Thomas Haemmerli trug schon eine Kamera auf sich, als wir uns 1994 auf der »10vor10«-Redaktion kennenlernten. Diese zog er jeweils aus der Tasche, wenn eine Diskussion, ein Bild oder eine Szene seine Fantasie anregten. Als er am 8. März 2004 den verhängnisvollen Anruf der Zürcher Kripo entgegennahm und einige der aufwühlendsten Wochen in seinem Leben begannen, hat Haemmerli genau gleich reagiert. Er hat die Kamera ausgepackt und zu drehen begonnen.
Haemmerlis oft experimentellen, zuweilen auch kuriosen Fernsehreportagen waren mir in bester Erinnerung geblieben. Im Sommer 2005 erzählte er mir bei einem Brainstorming für mögliche gemeinsame Projekte am Rande auch vom Tod seiner Mutter. Und von rund 30 Stunden DV-Material das seit der Räumung der Horrorwohnung ungesehen in seinem Büchergestell lag. Die Geschichte wühlte mich auf und hat mich seither nicht mehr losgelassen.
Ungewöhnliche ist die Geschichte nicht, weil sie sich ereignet hat, sondern weil sie dokumentiert ist.

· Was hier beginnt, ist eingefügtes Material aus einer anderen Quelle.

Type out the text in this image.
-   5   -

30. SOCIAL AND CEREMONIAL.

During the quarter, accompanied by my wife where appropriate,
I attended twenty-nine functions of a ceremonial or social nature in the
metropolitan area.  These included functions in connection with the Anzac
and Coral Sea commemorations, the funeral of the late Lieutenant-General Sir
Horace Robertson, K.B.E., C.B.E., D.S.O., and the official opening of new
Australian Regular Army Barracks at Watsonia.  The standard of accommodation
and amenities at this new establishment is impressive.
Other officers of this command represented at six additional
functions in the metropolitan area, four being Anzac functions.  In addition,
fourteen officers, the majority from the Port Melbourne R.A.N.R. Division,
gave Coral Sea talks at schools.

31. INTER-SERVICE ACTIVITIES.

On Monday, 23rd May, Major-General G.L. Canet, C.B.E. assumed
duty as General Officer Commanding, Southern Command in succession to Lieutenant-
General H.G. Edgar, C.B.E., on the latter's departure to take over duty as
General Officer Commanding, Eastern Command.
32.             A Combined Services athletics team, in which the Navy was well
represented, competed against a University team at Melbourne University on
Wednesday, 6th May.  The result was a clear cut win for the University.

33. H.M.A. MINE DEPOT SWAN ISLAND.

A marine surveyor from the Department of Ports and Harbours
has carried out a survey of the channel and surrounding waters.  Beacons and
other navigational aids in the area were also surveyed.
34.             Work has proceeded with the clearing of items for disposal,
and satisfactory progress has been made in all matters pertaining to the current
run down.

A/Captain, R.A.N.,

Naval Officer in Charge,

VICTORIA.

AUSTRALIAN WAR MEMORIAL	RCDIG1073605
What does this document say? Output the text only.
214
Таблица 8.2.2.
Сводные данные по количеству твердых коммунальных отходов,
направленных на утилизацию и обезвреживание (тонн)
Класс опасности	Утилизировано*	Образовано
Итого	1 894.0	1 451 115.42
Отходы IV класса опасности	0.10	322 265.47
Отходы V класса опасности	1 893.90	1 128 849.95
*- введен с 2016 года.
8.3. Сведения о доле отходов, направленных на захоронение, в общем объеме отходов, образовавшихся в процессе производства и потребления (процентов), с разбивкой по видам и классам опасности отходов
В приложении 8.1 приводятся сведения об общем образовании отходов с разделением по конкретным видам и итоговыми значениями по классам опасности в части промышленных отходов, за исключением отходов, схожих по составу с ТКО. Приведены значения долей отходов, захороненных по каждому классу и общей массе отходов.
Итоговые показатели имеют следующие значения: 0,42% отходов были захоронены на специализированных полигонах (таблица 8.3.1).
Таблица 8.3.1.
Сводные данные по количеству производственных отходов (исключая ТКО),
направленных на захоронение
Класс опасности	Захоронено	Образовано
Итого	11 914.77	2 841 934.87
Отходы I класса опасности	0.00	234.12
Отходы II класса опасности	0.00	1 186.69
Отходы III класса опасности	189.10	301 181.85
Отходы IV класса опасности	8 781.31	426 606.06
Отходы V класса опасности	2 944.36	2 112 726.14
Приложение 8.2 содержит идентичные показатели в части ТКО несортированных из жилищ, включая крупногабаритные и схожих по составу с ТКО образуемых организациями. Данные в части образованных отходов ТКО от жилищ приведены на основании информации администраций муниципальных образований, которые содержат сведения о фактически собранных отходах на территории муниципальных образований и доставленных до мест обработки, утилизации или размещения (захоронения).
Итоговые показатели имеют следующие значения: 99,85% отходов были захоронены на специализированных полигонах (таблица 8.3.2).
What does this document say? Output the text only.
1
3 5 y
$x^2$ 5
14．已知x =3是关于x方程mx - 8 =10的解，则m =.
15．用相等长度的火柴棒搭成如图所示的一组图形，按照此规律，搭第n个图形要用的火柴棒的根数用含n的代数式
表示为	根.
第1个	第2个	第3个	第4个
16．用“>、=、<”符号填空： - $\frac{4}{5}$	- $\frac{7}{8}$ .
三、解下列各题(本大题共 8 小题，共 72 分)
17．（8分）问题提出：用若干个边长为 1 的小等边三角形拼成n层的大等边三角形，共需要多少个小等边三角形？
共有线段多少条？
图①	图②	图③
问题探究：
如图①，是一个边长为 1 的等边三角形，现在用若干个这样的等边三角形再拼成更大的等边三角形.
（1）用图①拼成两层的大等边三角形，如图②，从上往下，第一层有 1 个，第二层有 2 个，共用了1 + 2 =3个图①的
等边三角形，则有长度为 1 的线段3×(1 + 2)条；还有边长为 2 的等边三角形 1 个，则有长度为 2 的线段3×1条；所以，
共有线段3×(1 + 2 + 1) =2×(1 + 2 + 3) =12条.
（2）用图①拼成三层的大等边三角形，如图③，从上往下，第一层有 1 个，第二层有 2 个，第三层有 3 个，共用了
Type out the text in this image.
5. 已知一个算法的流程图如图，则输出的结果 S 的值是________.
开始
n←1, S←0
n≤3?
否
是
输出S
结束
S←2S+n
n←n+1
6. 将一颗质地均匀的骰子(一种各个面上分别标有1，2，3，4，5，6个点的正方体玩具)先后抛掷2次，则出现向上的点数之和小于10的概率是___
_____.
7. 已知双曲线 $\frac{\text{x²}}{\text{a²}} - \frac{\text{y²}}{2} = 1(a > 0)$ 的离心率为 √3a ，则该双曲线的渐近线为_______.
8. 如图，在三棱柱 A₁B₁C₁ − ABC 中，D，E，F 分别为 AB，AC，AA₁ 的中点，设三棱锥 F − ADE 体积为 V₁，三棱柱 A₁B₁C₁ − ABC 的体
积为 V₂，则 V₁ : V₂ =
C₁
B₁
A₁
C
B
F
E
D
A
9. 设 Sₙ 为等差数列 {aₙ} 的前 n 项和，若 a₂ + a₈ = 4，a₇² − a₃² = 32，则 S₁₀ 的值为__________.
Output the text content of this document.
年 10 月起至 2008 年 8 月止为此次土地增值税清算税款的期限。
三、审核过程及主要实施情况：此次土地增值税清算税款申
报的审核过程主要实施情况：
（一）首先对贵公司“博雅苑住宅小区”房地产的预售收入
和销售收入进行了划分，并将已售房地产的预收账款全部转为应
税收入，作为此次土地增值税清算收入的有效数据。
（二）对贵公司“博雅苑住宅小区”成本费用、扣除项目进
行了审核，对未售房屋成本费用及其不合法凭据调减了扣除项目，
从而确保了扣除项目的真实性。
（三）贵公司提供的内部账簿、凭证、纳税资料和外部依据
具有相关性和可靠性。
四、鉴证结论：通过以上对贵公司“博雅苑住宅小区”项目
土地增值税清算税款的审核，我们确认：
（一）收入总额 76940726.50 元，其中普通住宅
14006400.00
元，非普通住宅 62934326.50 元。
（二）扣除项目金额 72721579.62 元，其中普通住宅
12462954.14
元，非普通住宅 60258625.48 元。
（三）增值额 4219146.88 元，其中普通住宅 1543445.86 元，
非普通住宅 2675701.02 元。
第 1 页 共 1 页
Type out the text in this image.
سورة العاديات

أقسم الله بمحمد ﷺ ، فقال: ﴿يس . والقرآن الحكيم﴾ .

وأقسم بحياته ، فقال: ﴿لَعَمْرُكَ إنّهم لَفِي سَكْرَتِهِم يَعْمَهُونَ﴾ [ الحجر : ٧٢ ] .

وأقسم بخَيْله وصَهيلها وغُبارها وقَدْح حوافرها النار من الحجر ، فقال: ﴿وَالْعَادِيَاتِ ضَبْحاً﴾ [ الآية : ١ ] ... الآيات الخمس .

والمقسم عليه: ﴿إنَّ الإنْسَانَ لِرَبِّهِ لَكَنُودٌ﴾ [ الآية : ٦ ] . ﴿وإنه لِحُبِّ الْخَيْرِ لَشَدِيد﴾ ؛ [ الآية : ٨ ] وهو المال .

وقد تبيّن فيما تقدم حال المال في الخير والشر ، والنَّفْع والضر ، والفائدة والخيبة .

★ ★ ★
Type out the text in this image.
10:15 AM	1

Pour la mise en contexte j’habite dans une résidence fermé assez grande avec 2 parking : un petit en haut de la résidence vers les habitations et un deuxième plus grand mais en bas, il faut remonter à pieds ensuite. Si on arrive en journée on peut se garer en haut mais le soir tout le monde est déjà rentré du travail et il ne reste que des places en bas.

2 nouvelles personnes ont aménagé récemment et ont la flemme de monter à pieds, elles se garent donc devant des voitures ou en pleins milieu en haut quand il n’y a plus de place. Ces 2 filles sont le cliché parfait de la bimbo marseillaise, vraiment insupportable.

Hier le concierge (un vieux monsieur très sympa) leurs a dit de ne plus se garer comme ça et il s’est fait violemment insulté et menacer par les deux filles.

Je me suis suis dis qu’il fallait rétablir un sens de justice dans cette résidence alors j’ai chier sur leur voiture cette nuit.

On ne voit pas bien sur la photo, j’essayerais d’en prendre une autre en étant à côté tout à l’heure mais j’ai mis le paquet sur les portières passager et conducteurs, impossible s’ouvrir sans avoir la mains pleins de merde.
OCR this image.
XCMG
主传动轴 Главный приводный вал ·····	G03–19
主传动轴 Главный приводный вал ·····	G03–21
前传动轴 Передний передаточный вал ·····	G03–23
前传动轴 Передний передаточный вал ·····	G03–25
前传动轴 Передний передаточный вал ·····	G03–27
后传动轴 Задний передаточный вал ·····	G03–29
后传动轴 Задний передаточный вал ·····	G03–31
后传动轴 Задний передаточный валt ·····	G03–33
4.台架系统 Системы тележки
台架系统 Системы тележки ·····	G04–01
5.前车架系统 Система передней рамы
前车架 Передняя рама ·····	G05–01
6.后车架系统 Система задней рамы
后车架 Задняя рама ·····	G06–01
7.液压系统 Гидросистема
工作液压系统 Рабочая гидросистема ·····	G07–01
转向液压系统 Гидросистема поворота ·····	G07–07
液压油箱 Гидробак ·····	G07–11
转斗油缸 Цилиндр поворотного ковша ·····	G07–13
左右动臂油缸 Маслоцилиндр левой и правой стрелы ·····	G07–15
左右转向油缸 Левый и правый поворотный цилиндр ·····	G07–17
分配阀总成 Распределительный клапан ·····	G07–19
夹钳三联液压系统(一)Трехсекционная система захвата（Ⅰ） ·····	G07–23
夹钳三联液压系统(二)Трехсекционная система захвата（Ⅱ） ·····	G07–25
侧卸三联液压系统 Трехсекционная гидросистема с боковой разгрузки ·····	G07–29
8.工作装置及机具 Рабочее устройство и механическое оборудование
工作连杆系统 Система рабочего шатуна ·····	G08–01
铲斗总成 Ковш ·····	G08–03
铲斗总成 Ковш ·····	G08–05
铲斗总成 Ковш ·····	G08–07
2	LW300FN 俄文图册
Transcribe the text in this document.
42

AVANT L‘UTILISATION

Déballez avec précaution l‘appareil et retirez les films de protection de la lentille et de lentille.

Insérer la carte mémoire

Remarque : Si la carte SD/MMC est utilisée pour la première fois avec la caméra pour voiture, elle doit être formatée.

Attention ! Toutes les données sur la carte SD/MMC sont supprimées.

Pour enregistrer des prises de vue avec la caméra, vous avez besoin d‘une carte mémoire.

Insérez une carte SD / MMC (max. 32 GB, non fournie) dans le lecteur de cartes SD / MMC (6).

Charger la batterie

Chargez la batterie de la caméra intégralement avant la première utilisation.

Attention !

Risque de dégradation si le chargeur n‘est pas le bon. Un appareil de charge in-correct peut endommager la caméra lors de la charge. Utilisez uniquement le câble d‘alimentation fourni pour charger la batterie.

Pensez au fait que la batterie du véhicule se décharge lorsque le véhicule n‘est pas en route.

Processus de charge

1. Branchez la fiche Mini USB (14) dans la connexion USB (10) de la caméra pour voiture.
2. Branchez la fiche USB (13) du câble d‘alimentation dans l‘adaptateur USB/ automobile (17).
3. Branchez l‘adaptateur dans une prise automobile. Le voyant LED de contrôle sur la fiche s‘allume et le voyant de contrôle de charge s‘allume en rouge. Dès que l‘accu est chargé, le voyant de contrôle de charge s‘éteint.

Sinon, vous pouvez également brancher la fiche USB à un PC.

Weil Haemmerli dort weiterdrehte, wo wir alle lieber die Augen schliessen — vor allem, wenn unsere eigene Familie tangiert ist. Er zwingt uns damit zur Auseinandersetzung mit dem unerfüllten Wunsch nach heiler Welt und einem der letzten Tabus unserer Gesellschaft, dem Tod.
Haemmerli dachte anfangs, dass sich aus dem gedrehten Material ein Kurzfilm machen liesse, »den wir vielleicht mal den Freunden zeigen könnten«. Aber bald schon wurde klar, dass dieser Film auf weit grösseres Interesse stiess. Die Fernsehstationen und Kulturstiftungen reagierten fast ausnahmslos positiv, und nie zuvor hatte ich ein Projekt schneller finanziert. Was mich aber am meisten bestärkte, waren die persönlichen Reaktionen unserer Partner, Co-Produzenten und Förderer. Jedem Pitch — und ich habe das Projekt sehr oft gepitcht — folgte eine lange Diskussion, die sich oft zu einem persönlichen Gespräch über eigene Erlebnisse, Anekdoten und manchmal auch Ängste ausweitete.
Diese Nachhaltigkeit ist das Herausragende des Films. Dadurch, dass die Brüder Haemmerli ehrlich, mit Humor und ohne falsche Hemmungen darüber erzählen, was ihnen passierte, schaffen sie eine Gesprächsbasis, auf der sich plötzlich heikle Themen zu Hause und in unseren Familien diskutieren lassen.
Es ist ein Film, der die grossen Fragen nach dem Leben und seinem Sinn, nach dem Verhältnis von Eltern und Kindern und den Fährnissen der heutigen Konsumgesellschaft anspricht, ohne sentimental oder moralisierend zu wirken.
Haemmerli umschifft die drohende Gefahr einer peinlichen Selbstverständigungsarbeit und schafft stattdessen einen intelligenten, innovativen und anregenden Film für ein Publikum, das sich den grossen Fragen des Lebens stellen mag. Entstanden ist dabei ein Familienfilm für Erwachsene.